The idea is to build a regional hub for quantum innovation in the state, to turn the Land of Steady Habits into the world’s next “quantum corridor,” said Mike DiDonato, UConn Tech Park Business Development Manager, and QuantumCT UConn Project Manager.
“We, in Connecticut, have a really strong foundation to support quantum technologies,” DiDonato said. “We have existing major economic clusters in the state – industry – that [are] interested in quantum efforts, like defense and insurance and pharma.”
“When you think about the health care industry, imagine a future where it’s easier to diagnose issues. It’s easier to design pharmaceuticals,” DiDonato said. “To do this more precisely and more accurately than we could currently imagine.”
Funding for the UConn-Yale partnership is projected to extend into next year.
This all sounds complicated. Can I actually learn quantum mechanics?
As the technology leveraging quantum mechanics’ weirdness develops, DiDonato says it’s important for Connecticut manufacturers to understand the implications of the technology.
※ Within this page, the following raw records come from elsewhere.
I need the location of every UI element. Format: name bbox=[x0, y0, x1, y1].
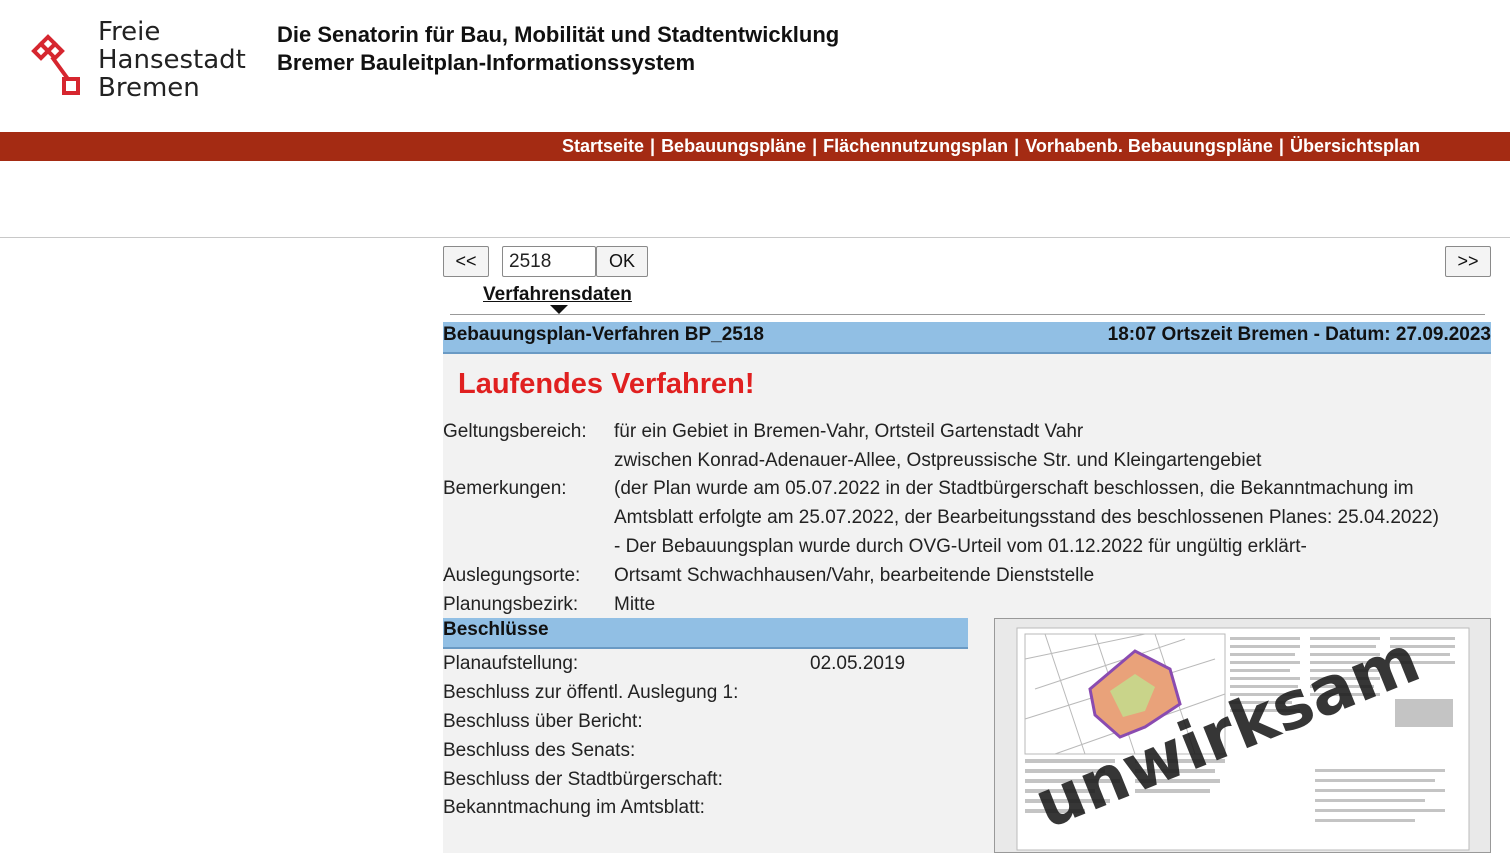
bemerkungen-value-2: Amtsblatt erfolgte am 25.07.2022, der Be… bbox=[614, 507, 1439, 528]
nav-link-uebersichtsplan[interactable]: Übersichtsplan bbox=[1290, 136, 1420, 156]
main-nav-bar: Startseite | Bebauungspläne | Flächennutzung… bbox=[0, 132, 1510, 161]
nav-link-startseite[interactable]: Startseite bbox=[562, 136, 644, 156]
nav-link-bebauungsplaene[interactable]: Bebauungspläne bbox=[661, 136, 806, 156]
nav-separator: | bbox=[1014, 136, 1020, 156]
plan-thumbnail-image: unwirksam bbox=[1016, 620, 1470, 851]
beschluss-row-label: Bekanntmachung im Amtsblatt: bbox=[443, 797, 705, 818]
datetime-text: 18:07 Ortszeit Bremen - Datum: 27.09.202… bbox=[1107, 324, 1491, 345]
previous-plan-button[interactable]: << bbox=[443, 246, 489, 277]
plan-thumbnail[interactable]: unwirksam bbox=[994, 618, 1491, 853]
nav-separator: | bbox=[1278, 136, 1284, 156]
planungsbezirk-label: Planungsbezirk: bbox=[443, 594, 579, 615]
beschluss-row-label: Beschluss des Senats: bbox=[443, 740, 636, 761]
geltungsbereich-value-2: zwischen Konrad-Adenauer-Allee, Ostpreus… bbox=[614, 450, 1262, 471]
header-title: Die Senatorin für Bau, Mobilität und Sta… bbox=[277, 22, 840, 47]
beschluss-row-label: Beschluss über Bericht: bbox=[443, 711, 643, 732]
logo-text-line-2: Hansestadt bbox=[98, 45, 246, 75]
section-title: Bebauungsplan-Verfahren BP_2518 bbox=[443, 324, 764, 345]
header-subtitle: Bremer Bauleitplan-Informationssystem bbox=[277, 50, 696, 75]
nav-link-flaechennutzungsplan[interactable]: Flächennutzungsplan bbox=[823, 136, 1008, 156]
beschluesse-title: Beschlüsse bbox=[443, 619, 549, 640]
divider bbox=[0, 237, 1510, 238]
tab-underline bbox=[450, 314, 1485, 315]
logo-text-line-3: Bremen bbox=[98, 73, 200, 103]
geltungsbereich-value-1: für ein Gebiet in Bremen-Vahr, Ortsteil … bbox=[614, 421, 1084, 442]
auslegungsorte-label: Auslegungsorte: bbox=[443, 565, 581, 586]
tab-verfahrensdaten[interactable]: Verfahrensdaten bbox=[483, 284, 632, 306]
bemerkungen-value-3: - Der Bebauungsplan wurde durch OVG-Urte… bbox=[614, 536, 1307, 557]
beschluss-row-label: Beschluss zur öffentl. Auslegung 1: bbox=[443, 682, 739, 703]
beschluss-row-label: Beschluss der Stadtbürgerschaft: bbox=[443, 769, 723, 790]
nav-link-vorhabenbezogene-plaene[interactable]: Vorhabenb. Bebauungspläne bbox=[1025, 136, 1273, 156]
planungsbezirk-value: Mitte bbox=[614, 594, 656, 615]
bemerkungen-value-1: (der Plan wurde am 05.07.2022 in der Sta… bbox=[614, 478, 1414, 499]
next-plan-button[interactable]: >> bbox=[1445, 246, 1491, 277]
plan-number-input[interactable] bbox=[502, 246, 596, 277]
nav-separator: | bbox=[650, 136, 656, 156]
logo-text-line-1: Freie bbox=[98, 17, 161, 47]
beschluss-row-label: Planaufstellung: bbox=[443, 653, 579, 674]
bremen-key-logo-icon bbox=[31, 34, 80, 95]
nav-separator: | bbox=[812, 136, 818, 156]
status-heading: Laufendes Verfahren! bbox=[458, 368, 755, 400]
nav-links: Startseite | Bebauungspläne | Flächennutzung… bbox=[562, 132, 1420, 161]
auslegungsorte-value: Ortsamt Schwachhausen/Vahr, bearbeitende… bbox=[614, 565, 1095, 586]
beschluss-row-value: 02.05.2019 bbox=[810, 653, 906, 674]
tab-active-arrow-icon bbox=[550, 305, 568, 314]
bemerkungen-label: Bemerkungen: bbox=[443, 478, 567, 499]
geltungsbereich-label: Geltungsbereich: bbox=[443, 421, 587, 442]
ok-button[interactable]: OK bbox=[596, 246, 648, 277]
And, he said, it’s never too late (or early) for the general public to start learning.
“I think kids might actually have an easier time grasping some of this stuff because they're not tainted by preconceived expectations,” DiDonato said. “You can tell them about something – a particle being in multiple places at once – and they don't necessarily discount that as an impossibility, they accept it and move on.”
One book recommendation if you’re looking to get up to speed? “Quantum Physics for Babies,” where pictures represent a lot of the really complicated math, Girvin said.
After all, quantum mechanics is literally at the core of our physical being, so it’s worthwhile to spend some time understanding it, even if the answers haven’t all yet been revealed.
“We have a very precise theory, the quantum theory,” Girvin said. “But the great philosophical arguments begin when we ask: ‘What does it mean? Or what does it say about reality?’”
Connecticut Public's Tess Terrible contributed to this report.